The US merely sought a new one, almost obsessively, and rarely with much concern for international law. When in 1990 George HW Bush kidnapped Panama’s president Manuel Noriega as a drug lord, no one worried too much about the law. Nor did Britain, in 1999, in the clearly illegal bombing of Belgrade and the deployment of peacekeepers to Kosovo. When it joined in defeating Saddam Hussein in 2003, the justification was that he threatened British national security. This was clearly absurd, yet parliament swallowed it. As for Britain’s helping topple the leaders of Afghanistan and Libya, it argued merely that they were bad people. Rich nations feel an obligation to come to the aid of oppressed ones, which is pretty much Trump’s narrative today.

At least until now, Trump has adamantly held aloof from the world-policing rhetoric of his predecessors. He claimed to have learned the lessons of failed nation-building. Last year he announced that the US was fed up with Nato and with defending Europe. In a speech in Riyadh, Trump was cheered for calling an end to lecturing the world on how to behave. As far as he was concerned, “The so-called ‘nation-builders’ wrecked far more nations than they built.”

Last week’s coup reeked of a massive U-turn. Trump said he intended to run Venezuela “with a group” and “transition” it to stability. He appeared to assume that the putsch would work, as it initially did, and require no further US force projection. We can only wait to see.

However, Trump’s policy wizard, Stephen Miller, apparently envisages nothing less than a “Trump corollary” to the Munroe doctrine. The original doctrine declared the US responsible for guarding all the Americas from European colonisation. An earlier corollary under Theodore Roosevelt pledged Washington would commit, “however reluctantly, in flagrant cases of such wrongdoing or impotence, to the exercise of an international police power”.

Trump’s corollary would appear to be to use national security to justify the overwhelming of Greenland, possibly Cuba and even Canada.
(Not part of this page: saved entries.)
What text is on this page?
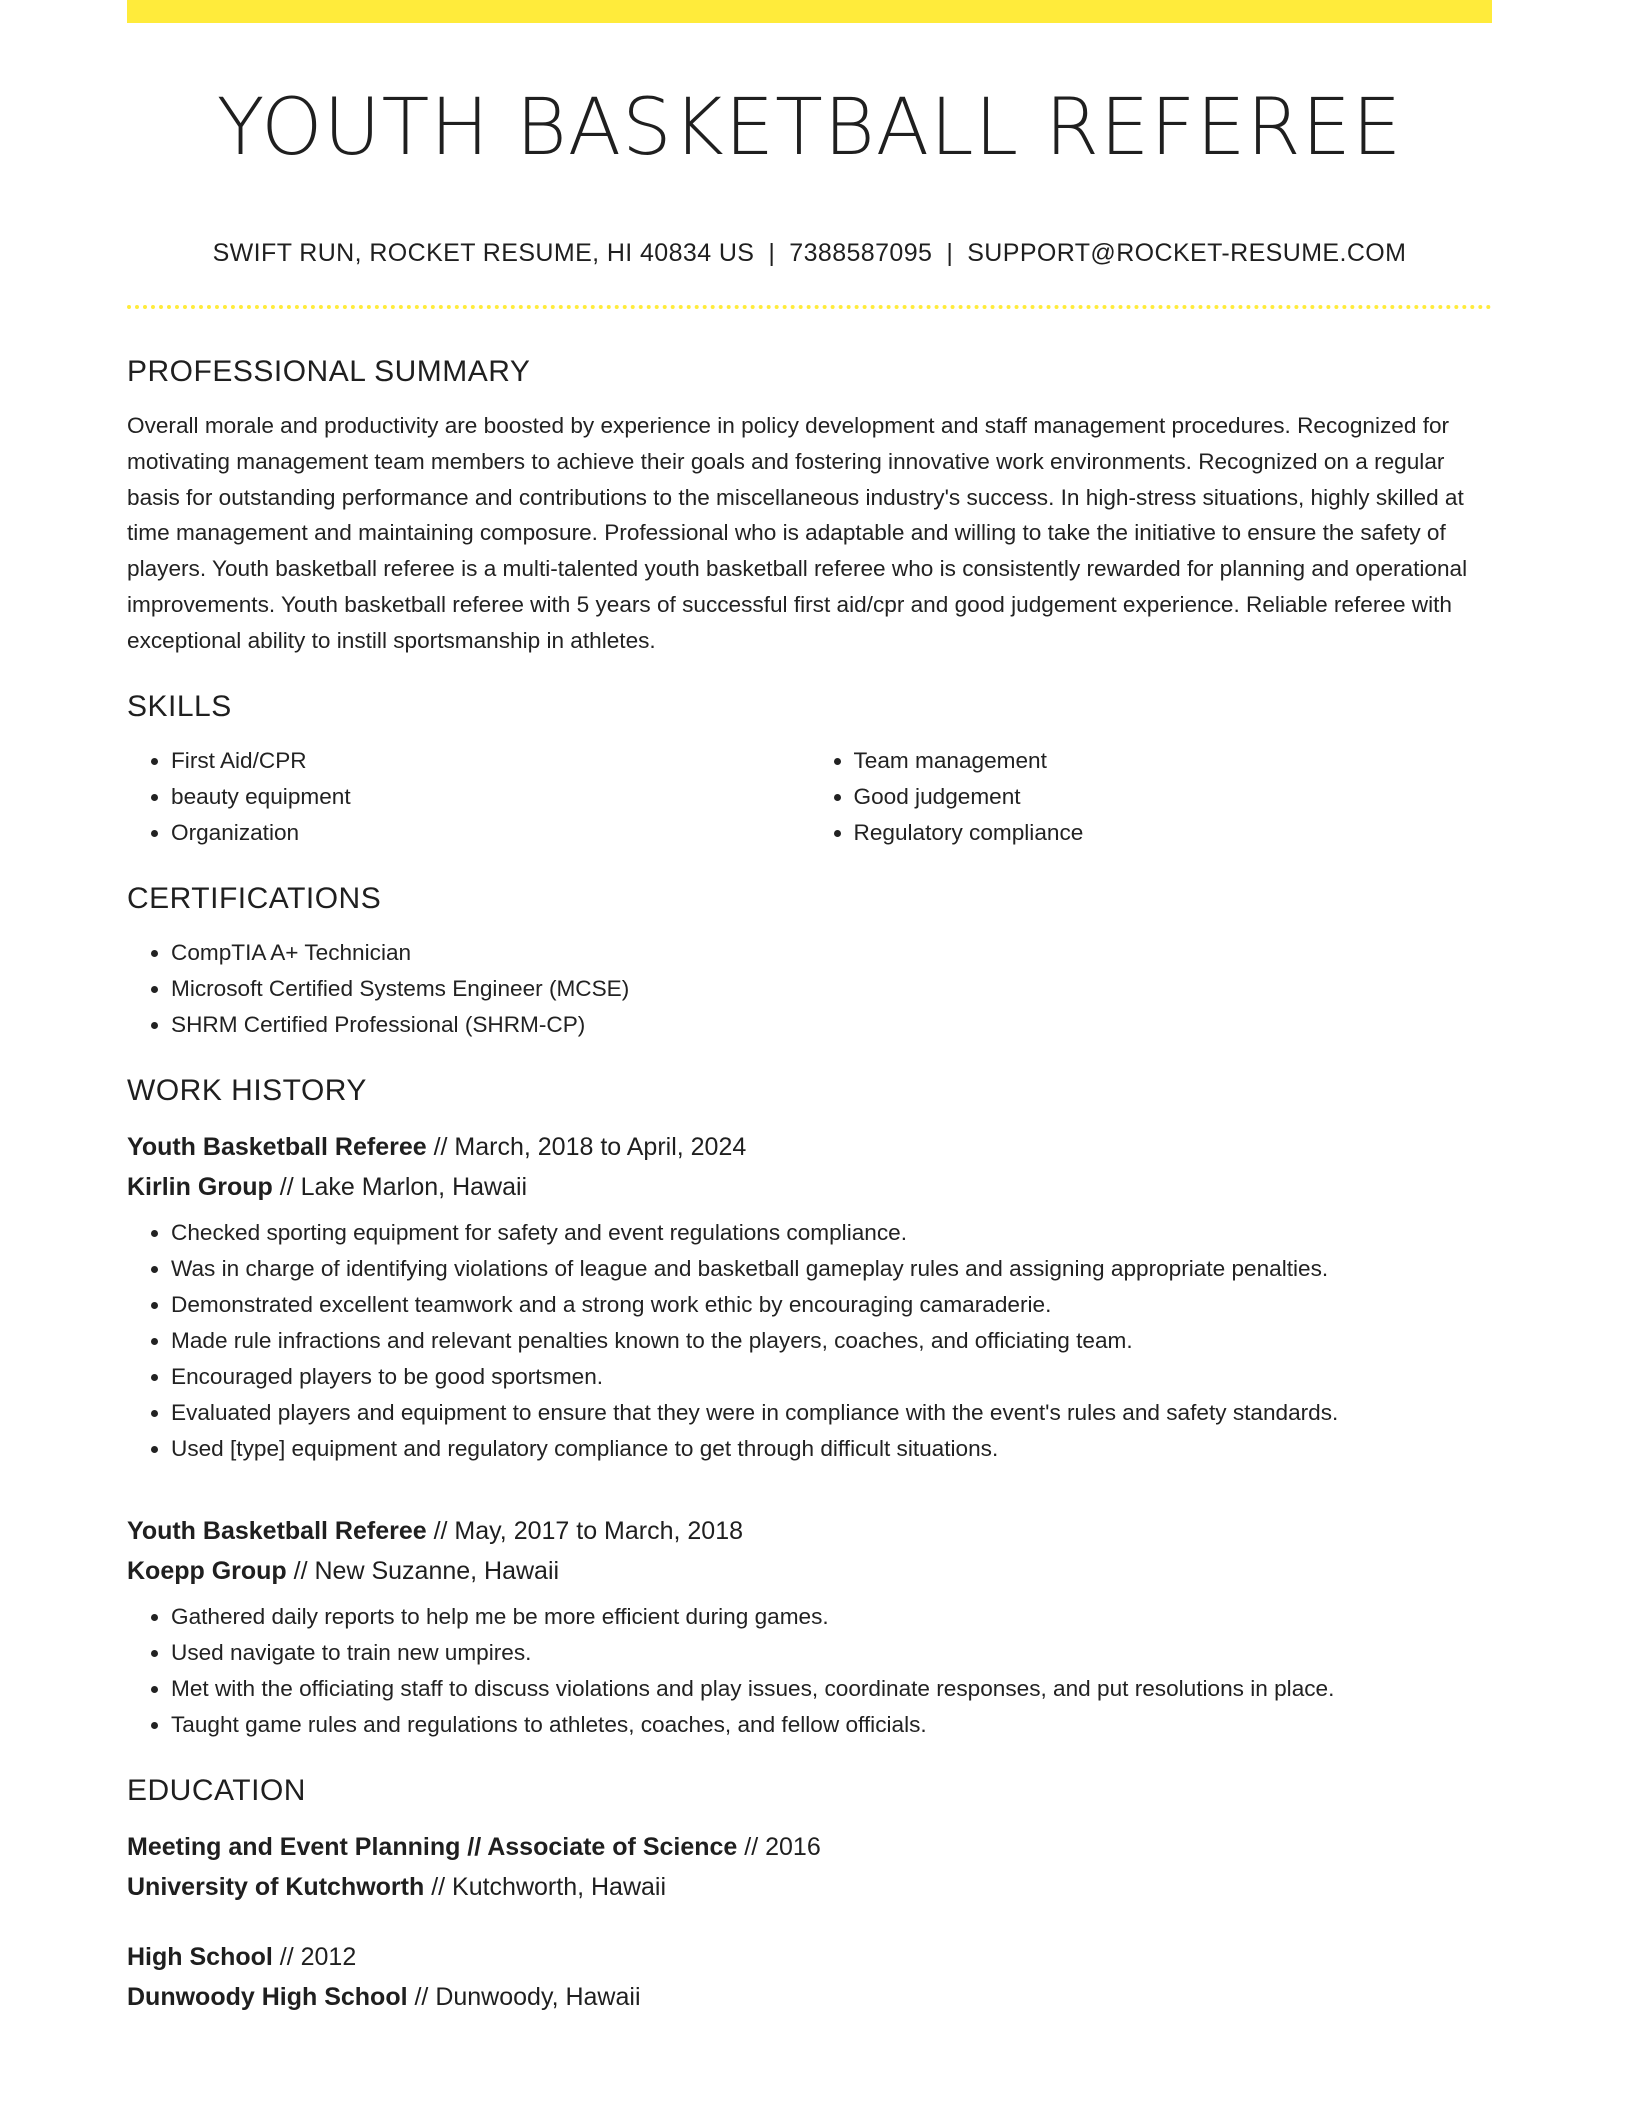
YOUTH BASKETBALL REFEREE
SWIFT RUN, ROCKET RESUME, HI 40834 US | 7388587095 | SUPPORT@ROCKET-RESUME.COM
PROFESSIONAL SUMMARY

Overall morale and productivity are boosted by experience in policy development and staff management procedures. Recognized for motivating management team members to achieve their goals and fostering innovative work environments. Recognized on a regular basis for outstanding performance and contributions to the miscellaneous industry's success. In high-stress situations, highly skilled at time management and maintaining composure. Professional who is adaptable and willing to take the initiative to ensure the safety of players. Youth basketball referee is a multi-talented youth basketball referee who is consistently rewarded for planning and operational improvements. Youth basketball referee with 5 years of successful first aid/cpr and good judgement experience. Reliable referee with exceptional ability to instill sportsmanship in athletes.

SKILLS
• First Aid/CPR
• beauty equipment
• Organization
• Team management
• Good judgement
• Regulatory compliance
CERTIFICATIONS
• CompTIA A+ Technician
• Microsoft Certified Systems Engineer (MCSE)
• SHRM Certified Professional (SHRM-CP)
WORK HISTORY
Youth Basketball Referee // March, 2018 to April, 2024
Kirlin Group // Lake Marlon, Hawaii
• Checked sporting equipment for safety and event regulations compliance.
• Was in charge of identifying violations of league and basketball gameplay rules and assigning appropriate penalties.
• Demonstrated excellent teamwork and a strong work ethic by encouraging camaraderie.
• Made rule infractions and relevant penalties known to the players, coaches, and officiating team.
• Encouraged players to be good sportsmen.
• Evaluated players and equipment to ensure that they were in compliance with the event's rules and safety standards.
• Used [type] equipment and regulatory compliance to get through difficult situations.
Youth Basketball Referee // May, 2017 to March, 2018
Koepp Group // New Suzanne, Hawaii
• Gathered daily reports to help me be more efficient during games.
• Used navigate to train new umpires.
• Met with the officiating staff to discuss violations and play issues, coordinate responses, and put resolutions in place.
• Taught game rules and regulations to athletes, coaches, and fellow officials.
EDUCATION
Meeting and Event Planning // Associate of Science // 2016
University of Kutchworth // Kutchworth, Hawaii
High School // 2012
Dunwoody High School // Dunwoody, Hawaii
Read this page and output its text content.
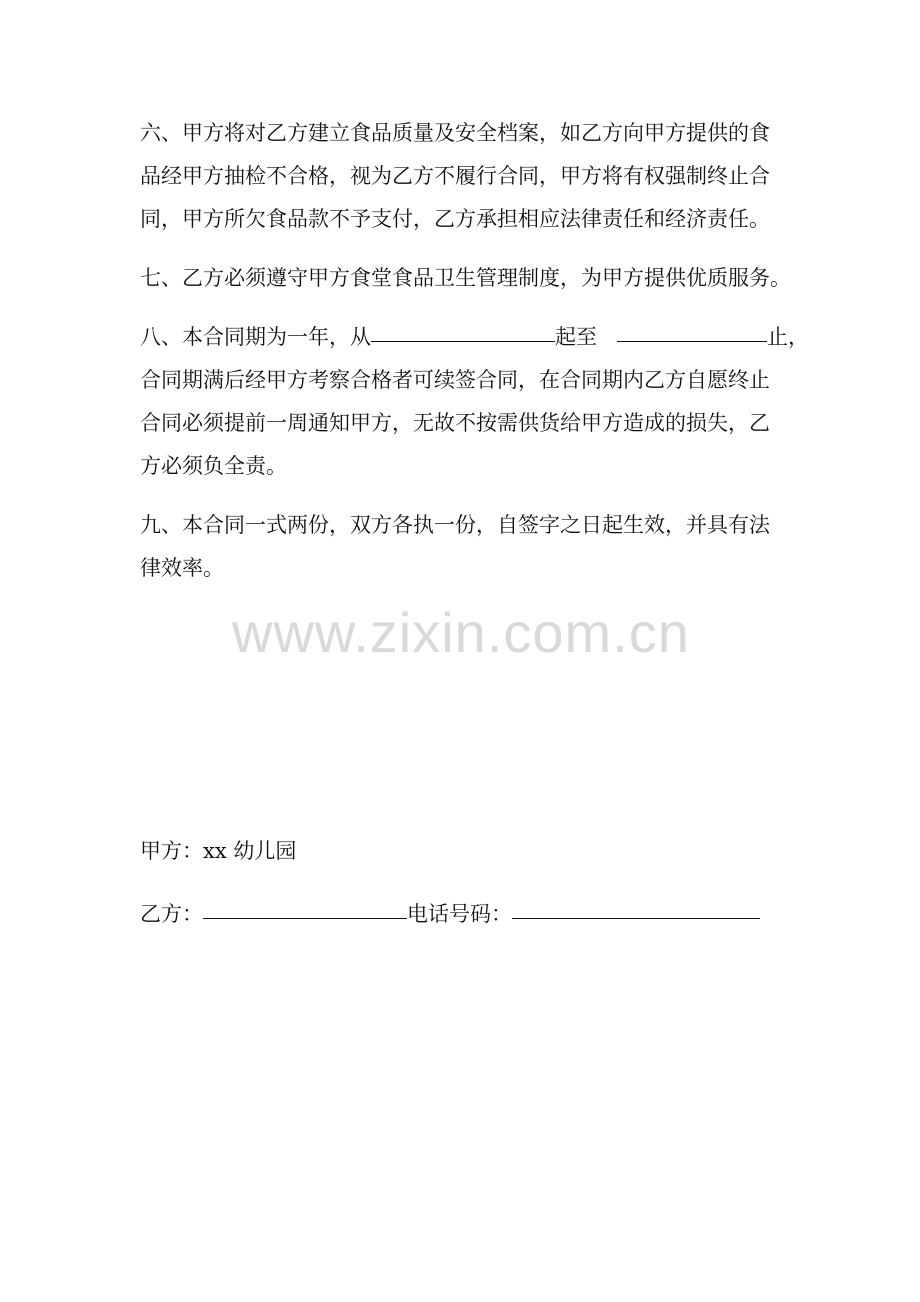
六、甲方将对乙方建立食品质量及安全档案，如乙方向甲方提供的食
品经甲方抽检不合格，视为乙方不履行合同，甲方将有权强制终止合
同，甲方所欠食品款不予支付，乙方承担相应法律责任和经济责任。

七、乙方必须遵守甲方食堂食品卫生管理制度，为甲方提供优质服务。

八、本合同期为一年，从	起至	止，
合同期满后经甲方考察合格者可续签合同，在合同期内乙方自愿终止
合同必须提前一周通知甲方，无故不按需供货给甲方造成的损失，乙
方必须负全责。

九、本合同一式两份，双方各执一份，自签字之日起生效，并具有法
律效率。

www.zixin.com.cn

甲方：xx 幼儿园

乙方：	电话号码：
Miller’s wife has reportedly shared a map of Greenland dressed in the stars and stripes. This would in effect be a United States empire of the Americas, and clearly madness.

The nearest Trump could come to justifying his Venezuelan enterprise would be an early election and the return of democracy to what, for me, is a truly wonderful country. But, so far, Trump has not mentioned democracy. He is a very different president, but in some ways he is just the same as many predecessors who have revelled in the possibilities and deployment of US might. Another Iraq beckons – a quagmire or worse. He’ll probably find George Washington’s isolationist instincts were right.